So I look online. One entry tells me that our Large Wood is ‘classified as ‘ancient semi-natural woodland’, and hugely appreciated by local walkers’.
I know this. Every spring the wood anemones and then the bluebells bring swathes of light and beauty and colour after the long muted winter, and my path often diverges from its well trodden river route to go up the hill and through the forest where I stand and stare and drink in life.
Another website reads:
‘We are proud custodians of (the) Large Wood, a place rich in history and natural beauty.’ (It was.) ‘Our commitment to this woodland goes beyond preservation—we aim to enhance its biodiversity and ensure it thrives for future generations. To achieve this, we have developed a woodland management plan….. approved by the Forestry Commission… One of our key goals is to protect the historic charm…. we aim to improve the woodland’s overall health by enhancing existing trees and allowing new growth to flourish…… ‘ (enhancing existing trees?)
D says it looks like Mordor. So I go to see for myself.
It is a muddy, cold evening, and hardly anyone is about. Huge machines have been abandoned in the skirts of the wood, one with a giant toothed grabber extended on a metal arm and embedded in a still standing tree - tomorrow’s first victim? Churned earth, massive tyre ruts and torn and sawn trees and branches lie in haphazard piles where once slim paths wended through the wildflowers. I don’t exactly duck under the warning tape and ‘keep out’ signs, but I do find another way in, and pick my way carefully down through the wreckage, focusing on placing my boots so I don’t trip and fall - I don’t want to be another felled casualty of ‘woodland management’. I have never seen such destruction here in England.
As I pick my way across a ditch and back onto the road, an older woman with a dog stands staring at the carnage in the dusk. ‘What is going on?’ she says. I turn next to her and look back. What I have been thinking comes out, almost by accident. Filters are thinned when shocked.
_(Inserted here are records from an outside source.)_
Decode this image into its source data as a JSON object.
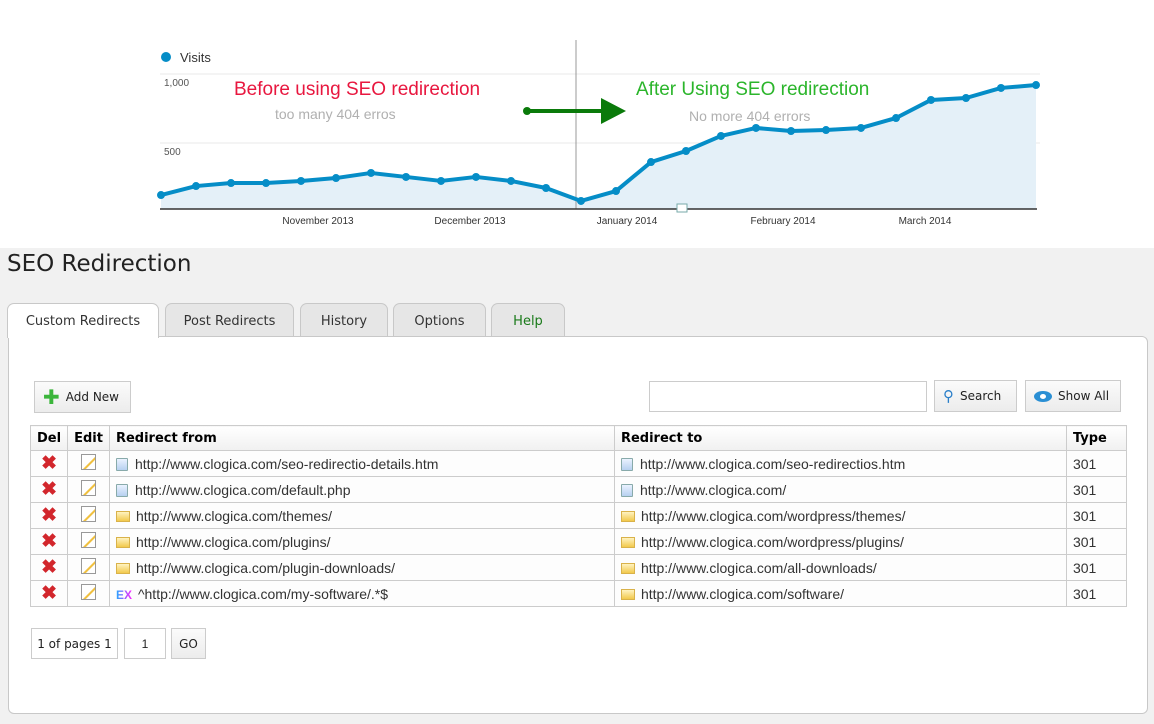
{
  "chart_data": {
    "type": "area",
    "legend": "Visits",
    "legend_position": "top-left",
    "y_ticks": [
      "500",
      "1,000"
    ],
    "y_tick_values": [
      500,
      1000
    ],
    "x_tick_labels": [
      "November 2013",
      "December 2013",
      "January 2014",
      "February 2014",
      "March 2014"
    ],
    "series": [
      {
        "name": "Visits",
        "color": "#058dc7",
        "values": [
          123,
          188,
          210,
          210,
          225,
          246,
          283,
          254,
          225,
          254,
          225,
          174,
          80,
          152,
          362,
          442,
          551,
          609,
          587,
          594,
          609,
          681,
          812,
          826,
          899,
          920
        ]
      }
    ],
    "grid": true,
    "annotations": {
      "before_title": "Before using SEO redirection",
      "before_sub": "too many 404 erros",
      "after_title": "After Using SEO redirection",
      "after_sub": "No more 404 errors",
      "before_color": "#e8173f",
      "after_color": "#2bb52b",
      "arrow_color": "#0a7a0a"
    }
  },
  "page": {
    "title": "SEO Redirection"
  },
  "tabs": [
    {
      "label": "Custom Redirects"
    },
    {
      "label": "Post Redirects"
    },
    {
      "label": "History"
    },
    {
      "label": "Options"
    },
    {
      "label": "Help"
    }
  ],
  "toolbar": {
    "add_new": "Add New",
    "search_value": "",
    "search": "Search",
    "show_all": "Show All"
  },
  "table": {
    "headers": [
      "Del",
      "Edit",
      "Redirect from",
      "Redirect to",
      "Type"
    ],
    "rows": [
      {
        "from_icon": "file",
        "from": "http://www.clogica.com/seo-redirectio-details.htm",
        "to_icon": "file",
        "to": "http://www.clogica.com/seo-redirectios.htm",
        "type": "301"
      },
      {
        "from_icon": "file",
        "from": "http://www.clogica.com/default.php",
        "to_icon": "file",
        "to": "http://www.clogica.com/",
        "type": "301"
      },
      {
        "from_icon": "folder",
        "from": "http://www.clogica.com/themes/",
        "to_icon": "folder",
        "to": "http://www.clogica.com/wordpress/themes/",
        "type": "301"
      },
      {
        "from_icon": "folder",
        "from": "http://www.clogica.com/plugins/",
        "to_icon": "folder",
        "to": "http://www.clogica.com/wordpress/plugins/",
        "type": "301"
      },
      {
        "from_icon": "folder",
        "from": "http://www.clogica.com/plugin-downloads/",
        "to_icon": "folder",
        "to": "http://www.clogica.com/all-downloads/",
        "type": "301"
      },
      {
        "from_icon": "regex",
        "from_badge": "EX",
        "from": "^http://www.clogica.com/my-software/.*$",
        "to_icon": "folder",
        "to": "http://www.clogica.com/software/",
        "type": "301"
      }
    ]
  },
  "pagination": {
    "info": "1 of pages 1",
    "page_value": "1",
    "go": "GO"
  }
}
‘The owners of the wood say they are ‘encouraging natural regeneration’. Can we believe that the end result will be good when it looks so dreadful? That this is happening for a reason, though we, who can’t see the bigger picture, have no idea why? Or will we get angry and vent? Maybe it is like life. When everything seems despairing and destroyed, can we believe God has a bigger plan, a good one?’ Musing in the dusk.
She looks at me strangely, which I deserve. Then stares doubtfully at the wood and says goodbye, walking on with her dog. I turn the other way.
I hope I haven’t seen this and thought this for a reason. I am not sure I am ready to trust like that. But I’d like to be able to.
As I write I keep remembering that the birds still sang, looking for bugs and worms in the upturned trunks.